The University of Texas Medical Branch is part of a collaboration led by the Oak Crest Institute of Science that received a $20 million grant from the National Institutes of Health to develop a novel intravaginal ring capable of delivering powerful antiretroviral drugs to prevent the spread of sexually transmitted HIV in women. The total award to UTMB is approximately $2.5 million.
After more than 40 years of research, prevention of HIV infection continues to be a critical global health priority. The World Health Organization reports that there are approximately 35 million people currently living with HIV, with about 70 percent from Sub-Saharan Africa.
Intravaginal rings, available commercially for contraception and hormone replacement therapy, show promise as a drug delivery system to prevent HIV infection, but most prototypes can't deliver multiple-drug combinations of the many available HIV antiretroviral drugs. While combinations of three antiretroviral drugs are highly successful in treatment of HIV/AIDS, their use in an intravaginal rings platform for HIV prevention has not been possible until now.
This project is, in large part, enabled by the pod-intravaginal ring platform. The team has shown that the platform can deliver five different drugs simultaneously and at independently controlled dosages, which is unlike any other device under development today. This program will allow rigorous testing of a large group of antiretroviral drugs in a systematic fashion to determine the best combination of drugs for HIV prevention.
The modular design of the pod-intravaginal ring also allows researchers to accelerate the development of prototypes, a critical element to testing many combinations as part of this program. Further, the technology platform has the crucial advantage of scalability in manufacturing, as the majority of the fabrication steps are identical regardless of the drug substances in the combination. This scalability and potential for economical manufacture will be crucial for any product to be used in the developing world.
Sustained-release drug delivery systems to prevent HIV infection are especially appealing for use in the developing world compared to daily therapies, as adherence is often an issue. Such devices are less expensive on a per-patient, per-day basis, they are capable of both rapid and sustained drug delivery for at least a month, and they sustain their effectiveness without refrigeration, which is an important consideration in resource-limited settings.
A multidisciplinary team from UTMB will lead projects to determine the drug safety and efficacy of the antiretroviral-releasing intravaginal ring by conducting in vitro, preclinical and clinical studies. Dr. Kathleen Vincent, UTMB assistant professor of Obstetrics and Gynecology, will lead the clinical studies that will establish the pharmacological properties and safety of the intravaginal rings in women. Dr. Richard Pyles, UTMB professor of pediatrics and microbiology and immunology, will lead the team utilizing the novel 3-D human vaginal culture model developed by his group to evaluate drug efficacy and toxicity in preventing HIV. Using advanced imaging techniques and models developed at UTMB, Dr. Massoud Motamedi, director of the UTMB center for biomedical engineering, will lead the preclinical animal studies supporting the pharmacological properties and safety evaluations. Dr. Monique Ferguson, associate professor of internal medicine, division of infectious diseases and director of the HIV pathogenesis laboratory, will provide expertise in virology and antiretrovirals.
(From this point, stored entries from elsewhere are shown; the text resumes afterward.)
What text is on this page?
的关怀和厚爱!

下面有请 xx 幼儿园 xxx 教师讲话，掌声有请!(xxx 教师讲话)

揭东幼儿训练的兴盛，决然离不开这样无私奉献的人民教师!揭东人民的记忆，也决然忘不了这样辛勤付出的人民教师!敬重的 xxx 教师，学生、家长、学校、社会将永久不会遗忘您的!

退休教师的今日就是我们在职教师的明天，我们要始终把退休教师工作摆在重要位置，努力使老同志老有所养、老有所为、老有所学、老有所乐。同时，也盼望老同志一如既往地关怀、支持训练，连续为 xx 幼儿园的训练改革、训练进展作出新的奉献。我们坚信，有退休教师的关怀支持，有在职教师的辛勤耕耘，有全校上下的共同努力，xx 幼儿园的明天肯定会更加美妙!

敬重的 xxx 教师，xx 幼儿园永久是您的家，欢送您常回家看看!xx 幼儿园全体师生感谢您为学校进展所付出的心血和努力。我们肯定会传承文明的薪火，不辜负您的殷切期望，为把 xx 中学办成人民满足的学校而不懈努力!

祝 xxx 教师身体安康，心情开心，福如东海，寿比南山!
The work will also utilize research advances to evaluate the impact of both healthy and pathogenic vaginal bacterial communities on the delivered drugs.
"This will be the first clinical trial to evaluate the use of both the HIV treatment drugs tenofovir and emtricitabine delivered simultaneously through a vaginal ring over 28 days," said Vincent.
Pyles indicated that "vaginally applied medications offer advantages over systemic drug delivery because they directly protect the site of HIV transmission in addition to the protection given by a woman's healthy vaginal bacteria. This project will allow us, for the first time, to evaluate the impact of vaginally applied antiretroviral on the microbiome."
"Our goal is to empower women to protect themselves from HIV infection with the best biomedical solution," said Dr. Marc Baum, president of Oak Crest.